Caldas diz que o caso do PT, que insiste na improvável candidatura de Lula, causa ainda um mal-estar para as instituições e faz com que vários partidos de esquerda, como o PCdoB, o PSB e o PDT, fiquem em compasso de espera sobre uma definição sobre os rumos petistas. Em tese, o ex-presidente não poderia concorrer porque já possui uma condenação em segunda instância, pelos crimes de corrupção e lavagem de dinheiro. Conforme a Lei da Ficha Limpa, condenados por tribunais não podem disputar uma eleição. Mas os defensores do petista acreditam que ele tem chance de, até meados de setembro, reverter a decisão e fazer com que Lula registre sua candidatura.

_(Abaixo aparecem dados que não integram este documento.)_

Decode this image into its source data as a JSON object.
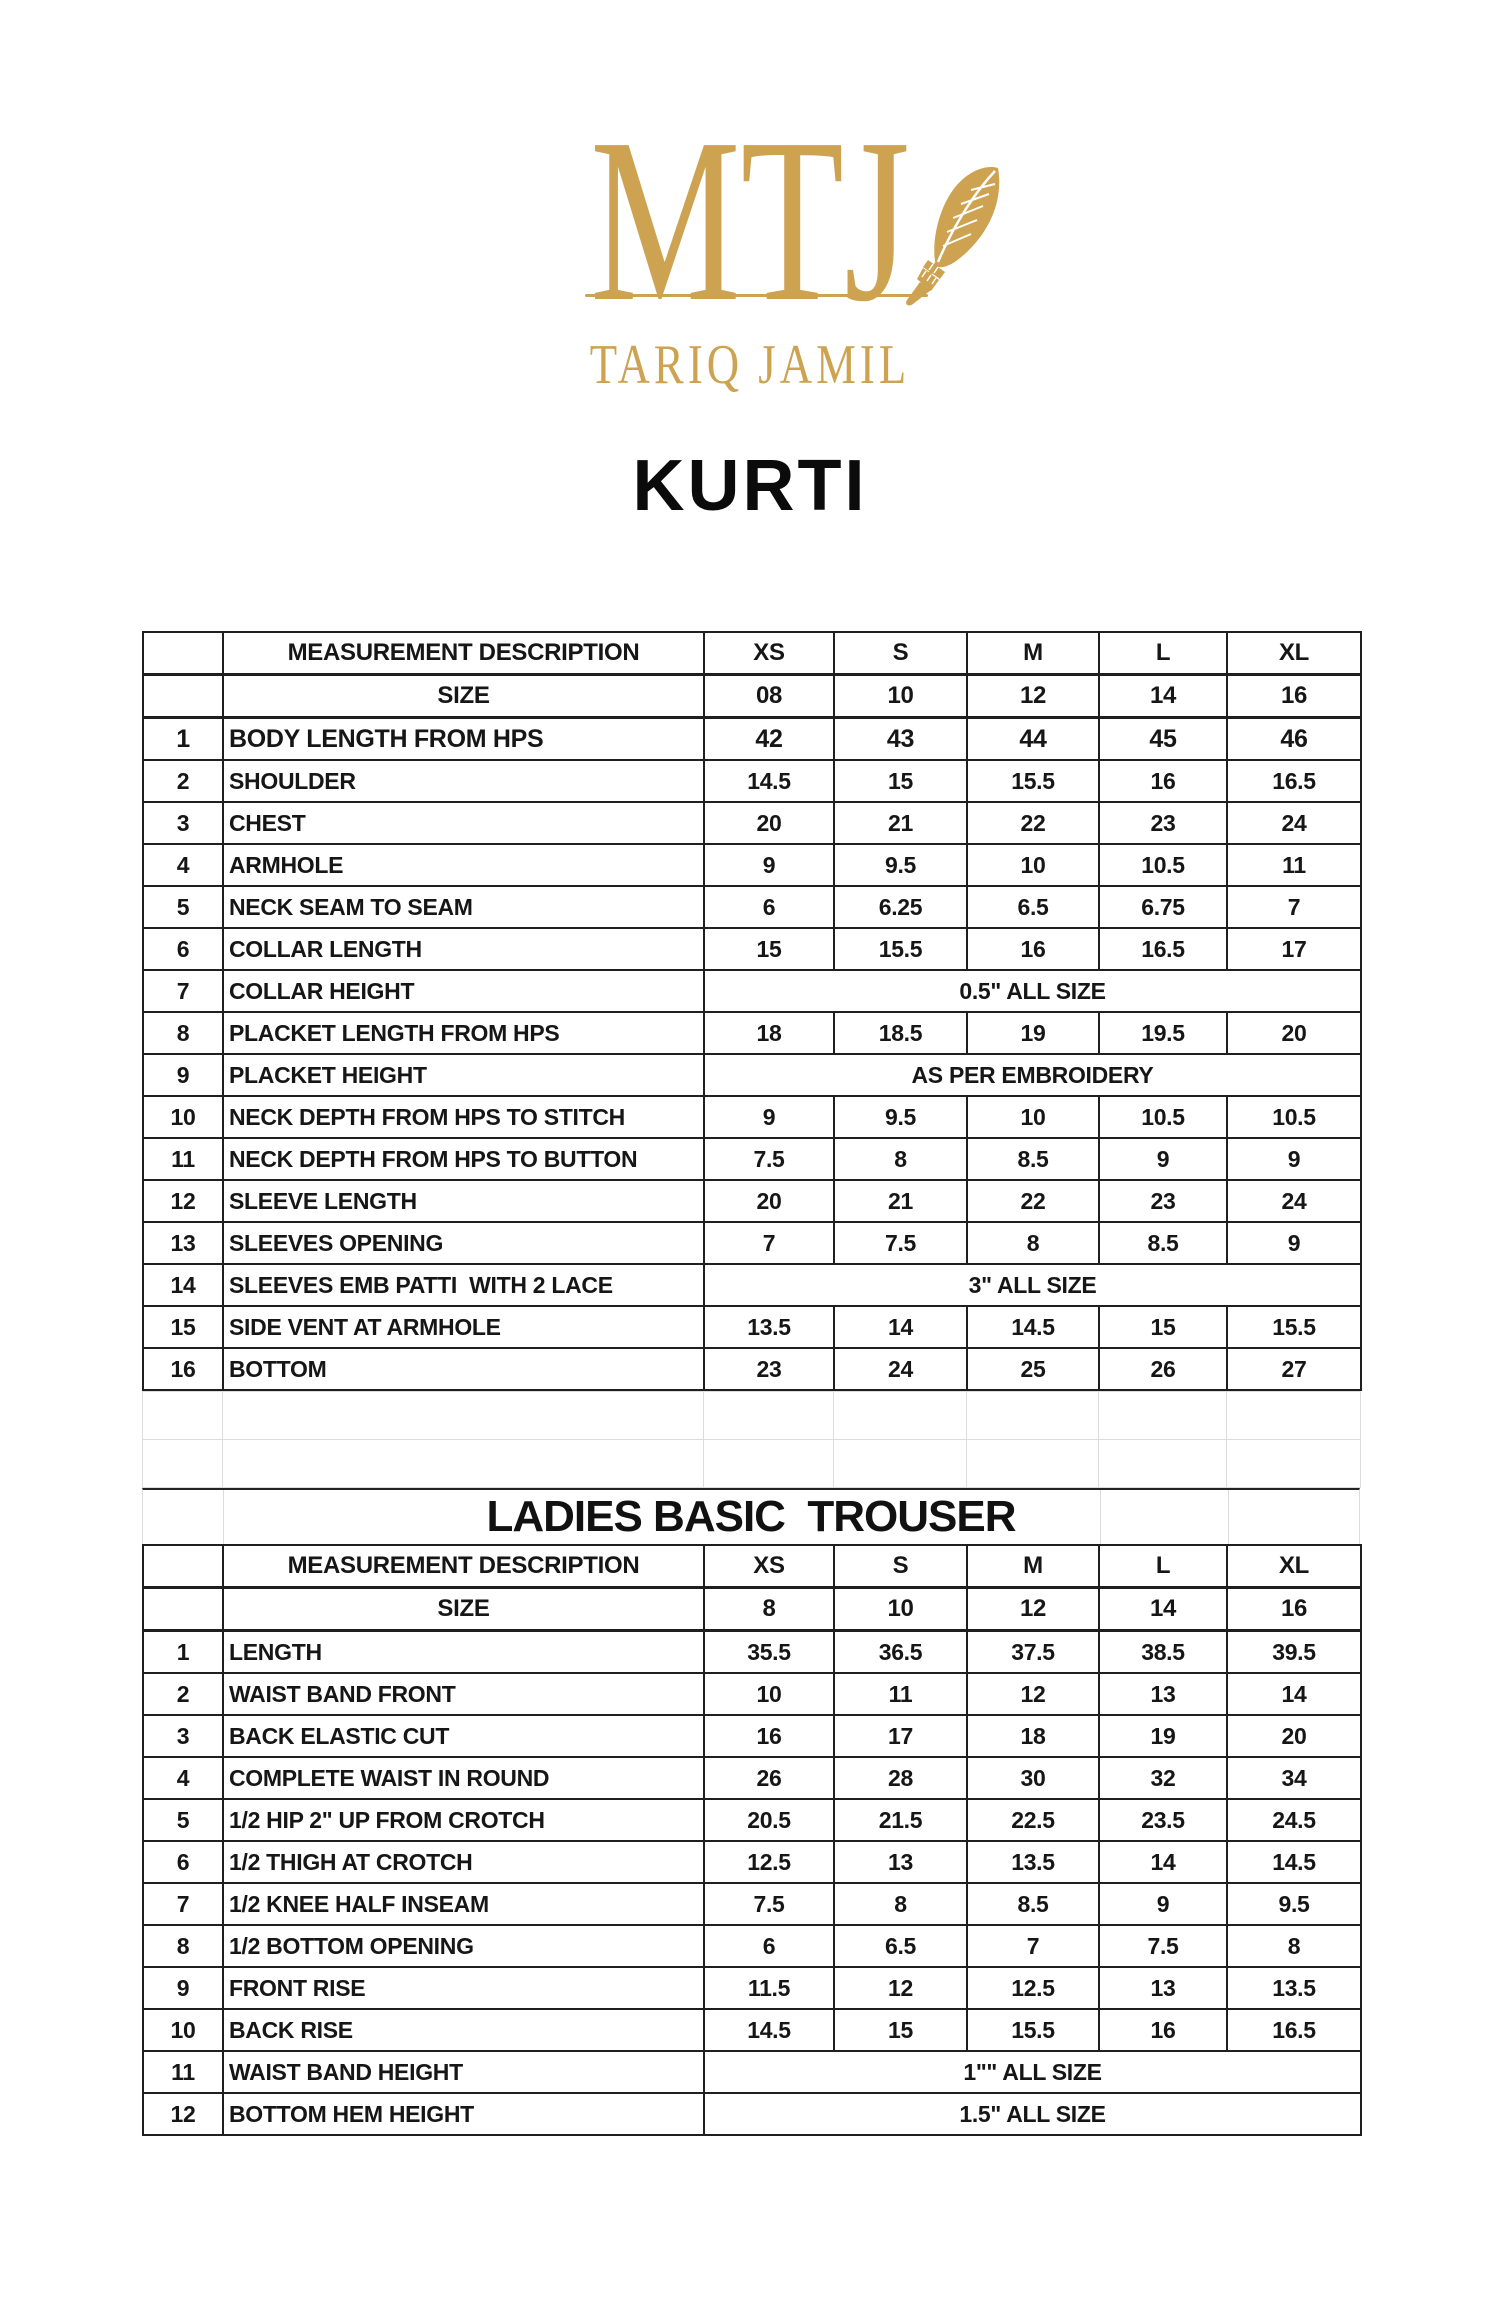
{
  "logo": {
    "monogram": "MTJ",
    "brand": "TARIQ JAMIL",
    "gold_color": "#CDA351"
  },
  "page_title": "KURTI",
  "kurti_table": {
    "header": {
      "description": "MEASUREMENT DESCRIPTION",
      "sizes": [
        "XS",
        "S",
        "M",
        "L",
        "XL"
      ]
    },
    "size_row": {
      "label": "SIZE",
      "values": [
        "08",
        "10",
        "12",
        "14",
        "16"
      ]
    },
    "rows": [
      {
        "num": "1",
        "label": "BODY LENGTH FROM HPS",
        "values": [
          "42",
          "43",
          "44",
          "45",
          "46"
        ],
        "bold": true
      },
      {
        "num": "2",
        "label": "SHOULDER",
        "values": [
          "14.5",
          "15",
          "15.5",
          "16",
          "16.5"
        ]
      },
      {
        "num": "3",
        "label": "CHEST",
        "values": [
          "20",
          "21",
          "22",
          "23",
          "24"
        ]
      },
      {
        "num": "4",
        "label": "ARMHOLE",
        "values": [
          "9",
          "9.5",
          "10",
          "10.5",
          "11"
        ]
      },
      {
        "num": "5",
        "label": "NECK SEAM TO SEAM",
        "values": [
          "6",
          "6.25",
          "6.5",
          "6.75",
          "7"
        ]
      },
      {
        "num": "6",
        "label": "COLLAR LENGTH",
        "values": [
          "15",
          "15.5",
          "16",
          "16.5",
          "17"
        ]
      },
      {
        "num": "7",
        "label": "COLLAR HEIGHT",
        "merged": "0.5\" ALL SIZE"
      },
      {
        "num": "8",
        "label": "PLACKET LENGTH FROM HPS",
        "values": [
          "18",
          "18.5",
          "19",
          "19.5",
          "20"
        ]
      },
      {
        "num": "9",
        "label": "PLACKET HEIGHT",
        "merged": "AS PER EMBROIDERY"
      },
      {
        "num": "10",
        "label": "NECK DEPTH FROM HPS TO STITCH",
        "values": [
          "9",
          "9.5",
          "10",
          "10.5",
          "10.5"
        ]
      },
      {
        "num": "11",
        "label": "NECK DEPTH FROM HPS TO BUTTON",
        "values": [
          "7.5",
          "8",
          "8.5",
          "9",
          "9"
        ]
      },
      {
        "num": "12",
        "label": "SLEEVE LENGTH",
        "values": [
          "20",
          "21",
          "22",
          "23",
          "24"
        ]
      },
      {
        "num": "13",
        "label": "SLEEVES OPENING",
        "values": [
          "7",
          "7.5",
          "8",
          "8.5",
          "9"
        ]
      },
      {
        "num": "14",
        "label": "SLEEVES EMB PATTI  WITH 2 LACE",
        "merged": "3\" ALL SIZE"
      },
      {
        "num": "15",
        "label": "SIDE VENT AT ARMHOLE",
        "values": [
          "13.5",
          "14",
          "14.5",
          "15",
          "15.5"
        ]
      },
      {
        "num": "16",
        "label": "BOTTOM",
        "values": [
          "23",
          "24",
          "25",
          "26",
          "27"
        ]
      }
    ]
  },
  "trouser_table": {
    "title": "LADIES BASIC  TROUSER",
    "header": {
      "description": "MEASUREMENT DESCRIPTION",
      "sizes": [
        "XS",
        "S",
        "M",
        "L",
        "XL"
      ]
    },
    "size_row": {
      "label": "SIZE",
      "values": [
        "8",
        "10",
        "12",
        "14",
        "16"
      ]
    },
    "rows": [
      {
        "num": "1",
        "label": "LENGTH",
        "values": [
          "35.5",
          "36.5",
          "37.5",
          "38.5",
          "39.5"
        ]
      },
      {
        "num": "2",
        "label": "WAIST BAND FRONT",
        "values": [
          "10",
          "11",
          "12",
          "13",
          "14"
        ]
      },
      {
        "num": "3",
        "label": "BACK ELASTIC CUT",
        "values": [
          "16",
          "17",
          "18",
          "19",
          "20"
        ]
      },
      {
        "num": "4",
        "label": "COMPLETE WAIST IN ROUND",
        "values": [
          "26",
          "28",
          "30",
          "32",
          "34"
        ]
      },
      {
        "num": "5",
        "label": "1/2 HIP 2\" UP FROM CROTCH",
        "values": [
          "20.5",
          "21.5",
          "22.5",
          "23.5",
          "24.5"
        ]
      },
      {
        "num": "6",
        "label": "1/2 THIGH AT CROTCH",
        "values": [
          "12.5",
          "13",
          "13.5",
          "14",
          "14.5"
        ]
      },
      {
        "num": "7",
        "label": "1/2 KNEE HALF INSEAM",
        "values": [
          "7.5",
          "8",
          "8.5",
          "9",
          "9.5"
        ]
      },
      {
        "num": "8",
        "label": "1/2 BOTTOM OPENING",
        "values": [
          "6",
          "6.5",
          "7",
          "7.5",
          "8"
        ]
      },
      {
        "num": "9",
        "label": "FRONT RISE",
        "values": [
          "11.5",
          "12",
          "12.5",
          "13",
          "13.5"
        ]
      },
      {
        "num": "10",
        "label": "BACK RISE",
        "values": [
          "14.5",
          "15",
          "15.5",
          "16",
          "16.5"
        ]
      },
      {
        "num": "11",
        "label": "WAIST BAND HEIGHT",
        "merged": "1\"\" ALL SIZE"
      },
      {
        "num": "12",
        "label": "BOTTOM HEM HEIGHT",
        "merged": "1.5\" ALL SIZE"
      }
    ]
  }
}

Se isso não ocorrer, ele tentaria transferir votos para um possível sucessor, como o ex-prefeito de São Paulo Fernando Haddad ou o ex-governador da Bahia Jacques Wagner. “O que o PT está fazendo é uma pressão nas instituições até o limite. Assim, você estressa o sistema político e cria um clima pesado para a eleição”.
Na avaliação do professor e cientista político Wladimir Gramacho, também da UnB, a questão local tem influenciado intensamente na definição das alianças nacionais e, consecutivamente, na definição dos vices. “Essa eleição federativa dificulta muito as decisões dos partidos. A principal dificuldade em formar chapa é combinar uma decisão que seja mais simples ou óbvia, com as implicações estaduais desse vínculo”.

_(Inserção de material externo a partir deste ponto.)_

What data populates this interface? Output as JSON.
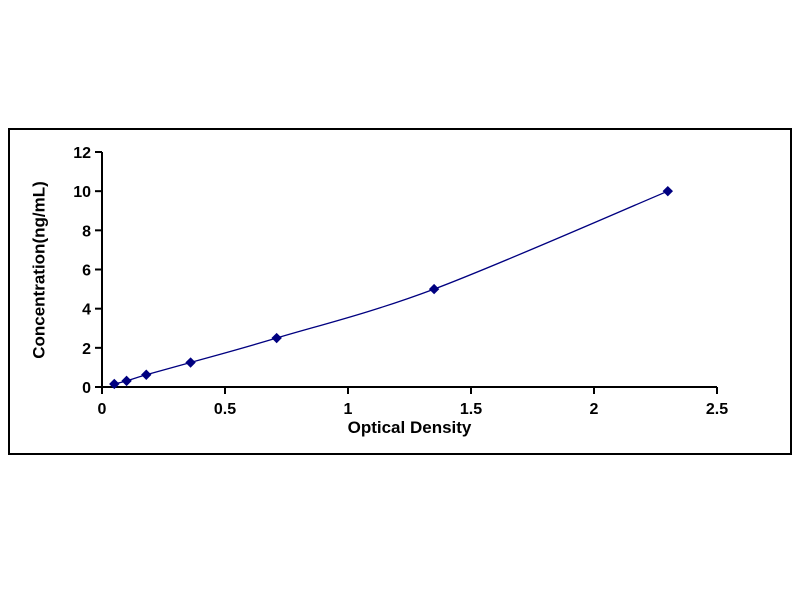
{
  "figure": {
    "background_color": "#ffffff",
    "frame_border_color": "#000000"
  },
  "chart_data": {
    "type": "line",
    "title": "",
    "xlabel": "Optical Density",
    "ylabel": "Concentration(ng/mL)",
    "x": [
      0.05,
      0.1,
      0.18,
      0.36,
      0.71,
      1.35,
      2.3
    ],
    "y": [
      0.156,
      0.312,
      0.625,
      1.25,
      2.5,
      5,
      10
    ],
    "xlim": [
      0,
      2.5
    ],
    "ylim": [
      0,
      12
    ],
    "xticks": [
      "0",
      "0.5",
      "1",
      "1.5",
      "2",
      "2.5"
    ],
    "xtick_values": [
      0,
      0.5,
      1,
      1.5,
      2,
      2.5
    ],
    "yticks": [
      "0",
      "2",
      "4",
      "6",
      "8",
      "10",
      "12"
    ],
    "ytick_values": [
      0,
      2,
      4,
      6,
      8,
      10,
      12
    ],
    "grid": false,
    "legend": null,
    "line_color": "#000080",
    "marker": "diamond",
    "marker_color": "#000080",
    "axis_color": "#000000"
  }
}
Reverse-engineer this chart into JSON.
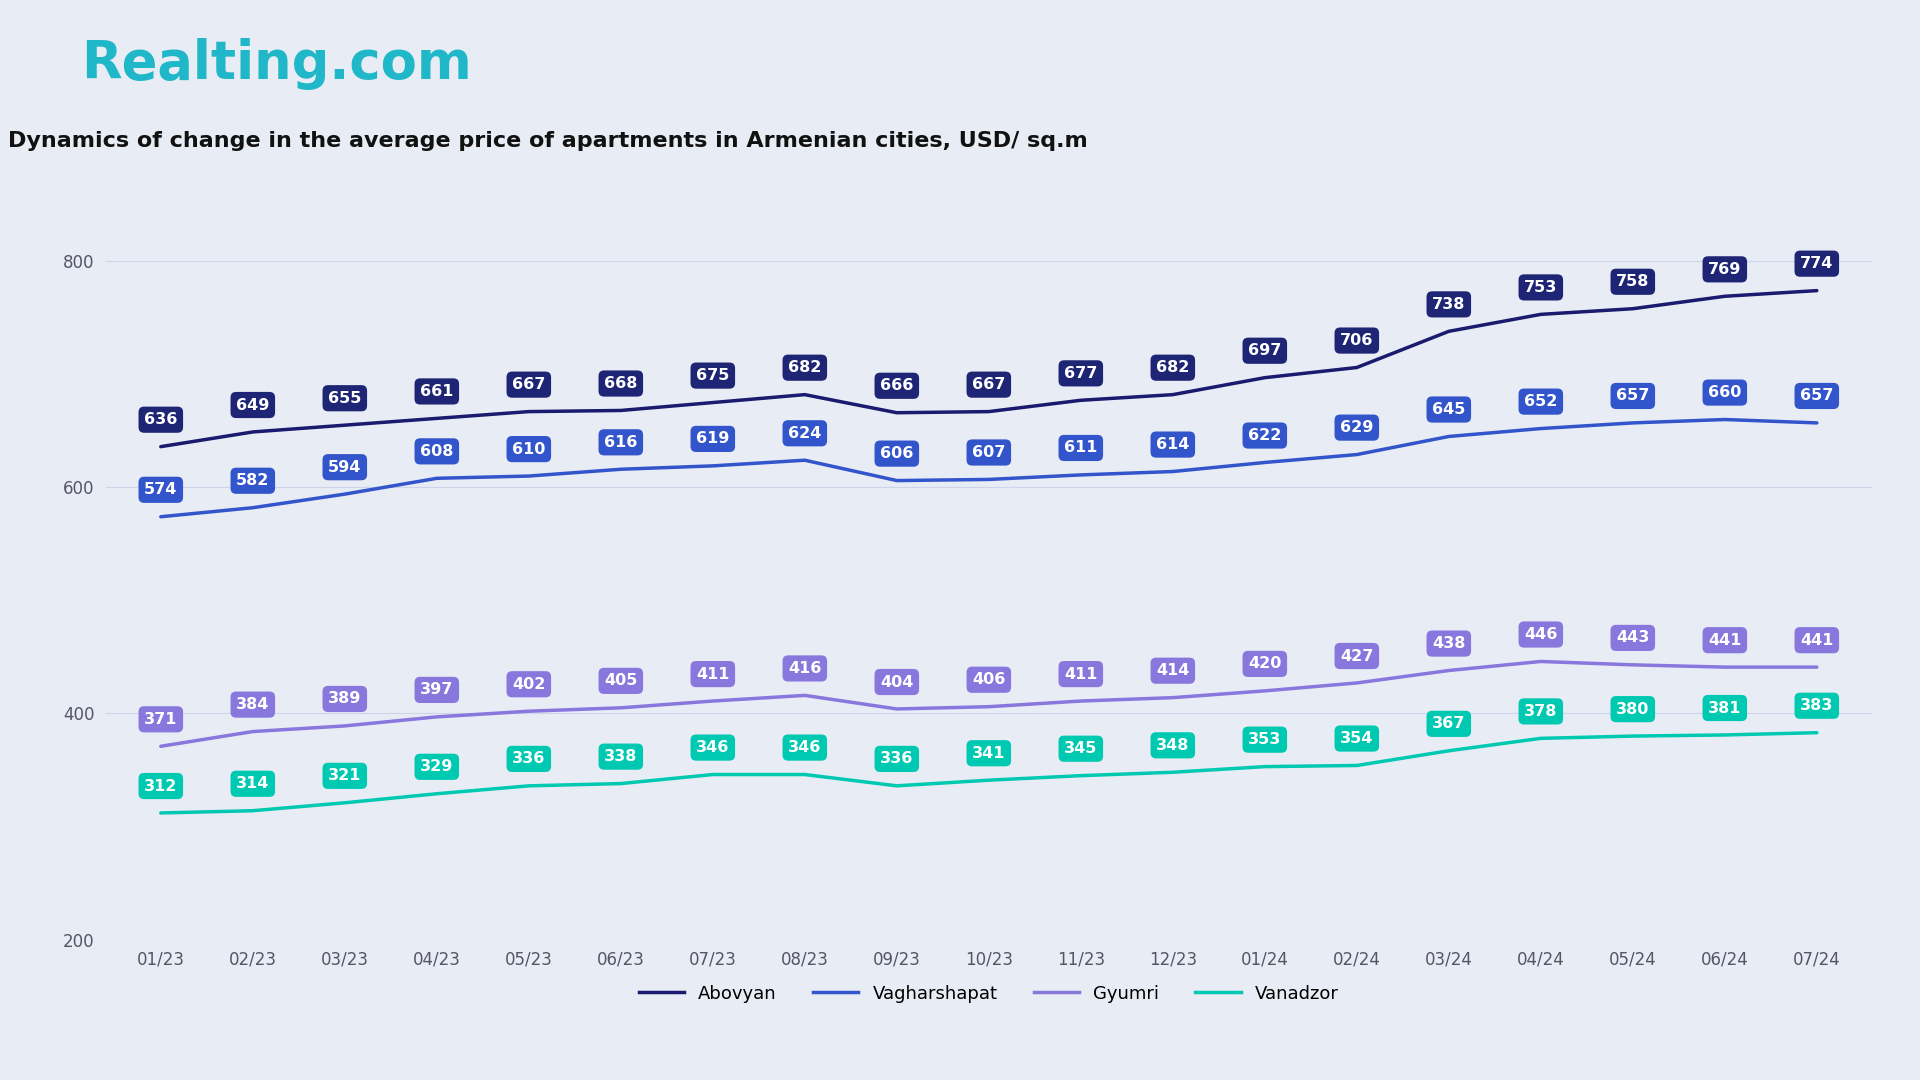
{
  "title": "Dynamics of change in the average price of apartments in Armenian cities, USD/ sq.m",
  "logo_text": "Realting.com",
  "background_color": "#e8ecf5",
  "x_labels": [
    "01/23",
    "02/23",
    "03/23",
    "04/23",
    "05/23",
    "06/23",
    "07/23",
    "08/23",
    "09/23",
    "10/23",
    "11/23",
    "12/23",
    "01/24",
    "02/24",
    "03/24",
    "04/24",
    "05/24",
    "06/24",
    "07/24"
  ],
  "series": [
    {
      "name": "Abovyan",
      "color": "#1a1a6e",
      "label_bg": "#1f2575",
      "label_fg": "#ffffff",
      "values": [
        636,
        649,
        655,
        661,
        667,
        668,
        675,
        682,
        666,
        667,
        677,
        682,
        697,
        706,
        738,
        753,
        758,
        769,
        774
      ]
    },
    {
      "name": "Vagharshapat",
      "color": "#3355cc",
      "label_bg": "#3355cc",
      "label_fg": "#ffffff",
      "values": [
        574,
        582,
        594,
        608,
        610,
        616,
        619,
        624,
        606,
        607,
        611,
        614,
        622,
        629,
        645,
        652,
        657,
        660,
        657
      ]
    },
    {
      "name": "Gyumri",
      "color": "#8877dd",
      "label_bg": "#8877dd",
      "label_fg": "#ffffff",
      "values": [
        371,
        384,
        389,
        397,
        402,
        405,
        411,
        416,
        404,
        406,
        411,
        414,
        420,
        427,
        438,
        446,
        443,
        441,
        441
      ]
    },
    {
      "name": "Vanadzor",
      "color": "#00c9b1",
      "label_bg": "#00c9b1",
      "label_fg": "#ffffff",
      "values": [
        312,
        314,
        321,
        329,
        336,
        338,
        346,
        346,
        336,
        341,
        345,
        348,
        353,
        354,
        367,
        378,
        380,
        381,
        383
      ]
    }
  ],
  "ylim": [
    200,
    840
  ],
  "yticks": [
    200,
    400,
    600,
    800
  ],
  "grid_color": "#d0d4e8",
  "logo_color": "#20b8c8",
  "title_color": "#111111",
  "title_fontsize": 16,
  "logo_fontsize": 38,
  "axis_label_fontsize": 12,
  "data_label_fontsize": 11.5
}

Um exemplo sobre essa análise de Gramacho. O PSB decidiu em seu congresso que nesta eleição presidencial haveria três alternativas a seguir. Teria um candidato próprio, apoiaria um nome com ideais de esquerda semelhantes aos dos socialistas ou ficariam neutros.

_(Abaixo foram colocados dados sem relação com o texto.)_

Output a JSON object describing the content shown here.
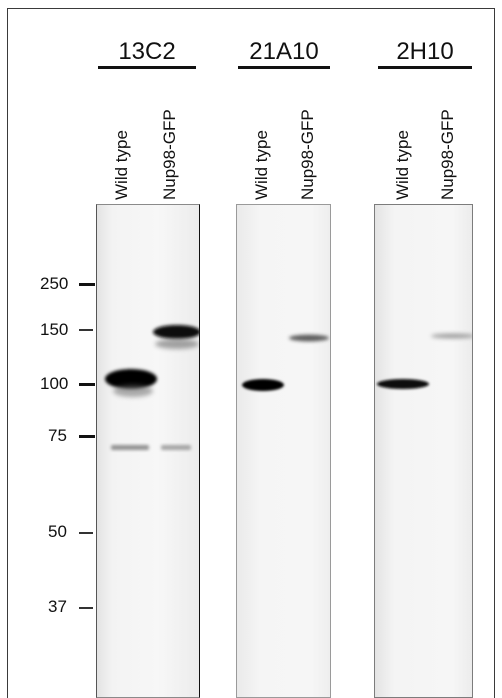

A candidatura própria naufragou depois que o ex-ministro do Supremo Tribunal Federal Joaquim Barbosa desistiu da disputa. O apoio a um nome viável de esquerda hoje restringe-se a Ciro Gomes. E a neutralidade é minoritária, mas conta com articulações antes impensadas. Uma delas foi a feita pelo governador de São Paulo e candidato à reeleição Márcio França. Na quarta-feira, ele lançou Leany Lemos candidata à presidência pelo PSB. Aliada do governador do Distrito Federal, Rodrigo Rollemberg (PSB), e pré-candidata ao Senado, Lemos nem foi consultada sobre essa possibilidade. Na semana retrasada, França já tinha tentado emplacar o nome da senadora baiana Lídice da Mata. Mais um balão de ensaio que não deu em nada. “São tentativas de desviar o foco e fazer com que os convencionais [que decidem o rumo do partido] decidam pela neutralidade e, dessa maneira, beneficie o próprio Márcio, que defende a candidatura do Alckmin”, disse uma liderança socialista.
O PSB ainda se depara com embates em dois Estados do Nordeste, Pernambuco e Paraíba, onde as legendas forçam um entendimento com o PT, algo já descartado na esfera nacional. Com problemas semelhantes estão Bolsonaro e Álvaro Dias. O primeiro quase fechou com o PR, mas desentendimentos no Rio de Janeiro afastaram essa união. O segundo estava perto de se juntar ao PRB, mas não conseguiu costurar acordos regionais em postos como no Paraná e em Mato Grosso do Sul.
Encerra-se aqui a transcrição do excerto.